So let's take Booker T. Washington and the Tuskegee Institute. Booker Taliafaro Washington was an American political leader. He was an educator. He was an orator.
He was an author. He was the dominant figure in the African American community in the United States from 1890 to 1915. He represented the last generation of black leaders born in slavery. And he's speaking for those blacks who remained in the New South in an exploitative, racist environment with the white Southerners.
Now, Booker T. Washington was able throughout the final 25 years of his life to maintain his standing as the major black leader of the U.S. because of the sponsorship by powerful whites and substantial support within the black community. and his ability to raise educational funds from both groups. But most importantly, Booker T. Washington was known for his accommodation to the social realities of the age of segregation and black codes, to the age of Jim Crow. Washington is going to receive national prominence for his Atlanta Address of 1895, attracting the attention of politicians and the public. as a popular spokesperson for African American citizens.

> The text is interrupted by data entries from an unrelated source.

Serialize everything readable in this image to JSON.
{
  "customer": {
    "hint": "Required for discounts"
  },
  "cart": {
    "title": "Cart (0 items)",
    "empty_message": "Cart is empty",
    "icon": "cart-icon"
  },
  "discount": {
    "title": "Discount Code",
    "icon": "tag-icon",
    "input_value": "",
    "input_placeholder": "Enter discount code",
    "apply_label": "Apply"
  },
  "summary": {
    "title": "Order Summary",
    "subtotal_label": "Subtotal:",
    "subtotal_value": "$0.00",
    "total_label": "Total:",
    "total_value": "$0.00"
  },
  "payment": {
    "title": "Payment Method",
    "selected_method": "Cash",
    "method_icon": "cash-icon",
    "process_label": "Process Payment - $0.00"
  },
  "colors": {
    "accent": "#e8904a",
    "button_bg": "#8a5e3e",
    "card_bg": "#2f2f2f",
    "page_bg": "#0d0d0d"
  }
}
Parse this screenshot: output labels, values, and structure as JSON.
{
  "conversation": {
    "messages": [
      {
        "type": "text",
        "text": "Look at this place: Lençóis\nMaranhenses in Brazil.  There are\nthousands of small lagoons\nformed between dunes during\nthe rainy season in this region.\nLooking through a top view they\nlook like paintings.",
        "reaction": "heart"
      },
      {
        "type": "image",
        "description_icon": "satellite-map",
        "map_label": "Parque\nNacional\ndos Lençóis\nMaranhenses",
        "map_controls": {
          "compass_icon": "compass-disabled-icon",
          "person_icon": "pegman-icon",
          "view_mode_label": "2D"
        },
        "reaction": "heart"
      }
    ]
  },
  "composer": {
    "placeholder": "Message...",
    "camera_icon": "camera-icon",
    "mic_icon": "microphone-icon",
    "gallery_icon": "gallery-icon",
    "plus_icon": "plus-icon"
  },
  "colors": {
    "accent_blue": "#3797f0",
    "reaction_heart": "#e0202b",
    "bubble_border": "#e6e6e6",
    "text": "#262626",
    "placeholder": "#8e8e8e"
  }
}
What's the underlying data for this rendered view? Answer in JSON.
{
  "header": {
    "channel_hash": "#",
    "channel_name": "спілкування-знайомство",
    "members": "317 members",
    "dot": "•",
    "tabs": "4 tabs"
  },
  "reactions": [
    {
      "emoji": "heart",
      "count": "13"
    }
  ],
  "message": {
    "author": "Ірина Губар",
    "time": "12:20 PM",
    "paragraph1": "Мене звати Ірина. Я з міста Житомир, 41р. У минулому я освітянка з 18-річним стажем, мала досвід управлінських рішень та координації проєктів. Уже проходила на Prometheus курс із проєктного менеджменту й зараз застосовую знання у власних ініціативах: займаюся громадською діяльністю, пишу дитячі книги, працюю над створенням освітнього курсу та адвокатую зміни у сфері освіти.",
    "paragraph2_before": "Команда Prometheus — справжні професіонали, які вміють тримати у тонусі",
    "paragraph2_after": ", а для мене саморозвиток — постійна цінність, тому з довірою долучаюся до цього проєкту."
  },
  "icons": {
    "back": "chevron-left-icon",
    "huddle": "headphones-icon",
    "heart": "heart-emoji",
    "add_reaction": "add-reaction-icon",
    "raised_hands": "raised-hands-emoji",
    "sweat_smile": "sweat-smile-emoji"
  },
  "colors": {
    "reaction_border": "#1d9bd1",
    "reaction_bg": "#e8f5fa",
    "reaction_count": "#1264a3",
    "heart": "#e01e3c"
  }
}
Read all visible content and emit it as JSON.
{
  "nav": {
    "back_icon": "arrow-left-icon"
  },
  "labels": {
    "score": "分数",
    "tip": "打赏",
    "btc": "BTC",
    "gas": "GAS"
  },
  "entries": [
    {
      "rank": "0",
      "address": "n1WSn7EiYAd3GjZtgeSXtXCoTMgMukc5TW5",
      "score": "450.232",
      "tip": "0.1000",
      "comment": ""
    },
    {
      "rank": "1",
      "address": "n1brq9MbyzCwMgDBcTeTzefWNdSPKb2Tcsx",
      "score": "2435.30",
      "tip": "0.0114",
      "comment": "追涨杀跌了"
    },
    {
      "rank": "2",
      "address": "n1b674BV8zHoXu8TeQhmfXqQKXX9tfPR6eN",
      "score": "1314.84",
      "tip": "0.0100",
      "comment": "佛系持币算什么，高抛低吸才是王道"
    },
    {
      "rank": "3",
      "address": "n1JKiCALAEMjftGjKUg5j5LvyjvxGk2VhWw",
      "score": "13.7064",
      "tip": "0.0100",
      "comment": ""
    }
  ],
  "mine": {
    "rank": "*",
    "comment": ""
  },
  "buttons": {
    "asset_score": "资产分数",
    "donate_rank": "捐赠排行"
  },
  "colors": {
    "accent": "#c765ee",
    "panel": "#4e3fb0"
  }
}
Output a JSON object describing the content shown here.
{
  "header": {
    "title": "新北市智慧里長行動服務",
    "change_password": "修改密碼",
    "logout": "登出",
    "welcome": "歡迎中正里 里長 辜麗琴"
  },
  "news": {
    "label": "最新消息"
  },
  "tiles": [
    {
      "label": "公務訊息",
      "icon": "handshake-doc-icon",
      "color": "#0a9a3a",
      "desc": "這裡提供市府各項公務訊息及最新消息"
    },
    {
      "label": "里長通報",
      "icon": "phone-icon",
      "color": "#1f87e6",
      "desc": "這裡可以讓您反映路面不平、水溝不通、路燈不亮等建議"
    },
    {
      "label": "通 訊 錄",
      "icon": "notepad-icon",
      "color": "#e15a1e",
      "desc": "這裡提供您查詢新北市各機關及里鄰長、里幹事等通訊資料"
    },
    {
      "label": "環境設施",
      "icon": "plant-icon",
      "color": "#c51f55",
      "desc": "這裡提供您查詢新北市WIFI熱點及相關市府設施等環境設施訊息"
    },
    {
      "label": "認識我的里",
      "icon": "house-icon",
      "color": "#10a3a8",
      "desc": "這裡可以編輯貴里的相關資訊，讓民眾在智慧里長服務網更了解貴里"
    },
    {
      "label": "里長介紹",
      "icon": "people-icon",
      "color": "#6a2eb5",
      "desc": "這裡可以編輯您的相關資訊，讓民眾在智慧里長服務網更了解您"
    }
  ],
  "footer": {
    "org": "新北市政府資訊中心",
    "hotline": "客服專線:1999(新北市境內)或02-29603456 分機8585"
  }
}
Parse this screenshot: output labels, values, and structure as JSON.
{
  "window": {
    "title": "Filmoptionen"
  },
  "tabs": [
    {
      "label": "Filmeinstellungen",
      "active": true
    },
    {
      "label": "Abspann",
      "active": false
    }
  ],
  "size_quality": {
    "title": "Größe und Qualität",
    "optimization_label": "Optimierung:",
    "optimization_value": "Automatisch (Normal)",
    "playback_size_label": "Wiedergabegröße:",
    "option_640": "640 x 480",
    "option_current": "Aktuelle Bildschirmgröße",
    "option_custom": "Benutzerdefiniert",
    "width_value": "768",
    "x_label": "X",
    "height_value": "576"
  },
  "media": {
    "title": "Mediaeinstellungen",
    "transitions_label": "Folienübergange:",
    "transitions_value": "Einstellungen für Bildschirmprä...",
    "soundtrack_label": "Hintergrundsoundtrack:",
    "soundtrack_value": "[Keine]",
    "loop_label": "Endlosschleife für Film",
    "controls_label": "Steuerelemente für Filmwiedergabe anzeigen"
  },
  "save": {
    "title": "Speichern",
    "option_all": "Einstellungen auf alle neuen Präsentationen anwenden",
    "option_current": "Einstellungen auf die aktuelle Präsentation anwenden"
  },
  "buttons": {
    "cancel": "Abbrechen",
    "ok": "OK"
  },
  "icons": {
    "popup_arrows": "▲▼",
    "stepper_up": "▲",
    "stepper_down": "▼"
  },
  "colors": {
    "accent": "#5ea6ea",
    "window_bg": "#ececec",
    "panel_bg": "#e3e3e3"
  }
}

Washington built a nationwide network of supporters in many black communities, with black ministers, educators, and businessmen composing his core enthusiasts. His Atlanta Compromise speech accepted segregation as long as economic development would be allowed in black communities, particularly in agriculture. He argued that blacks and whites should be separate.
And if one resisted the apartheid system, the result would be lynching. So Booker T understood very clearly that to oppose the black codes would mean death. And yet he understood that white supremacy would allow for black economic independence. So Booker T is known for his importance of education to the black population and the significance.
Of the Tuskegee Institute, a historical black colleges that we have today.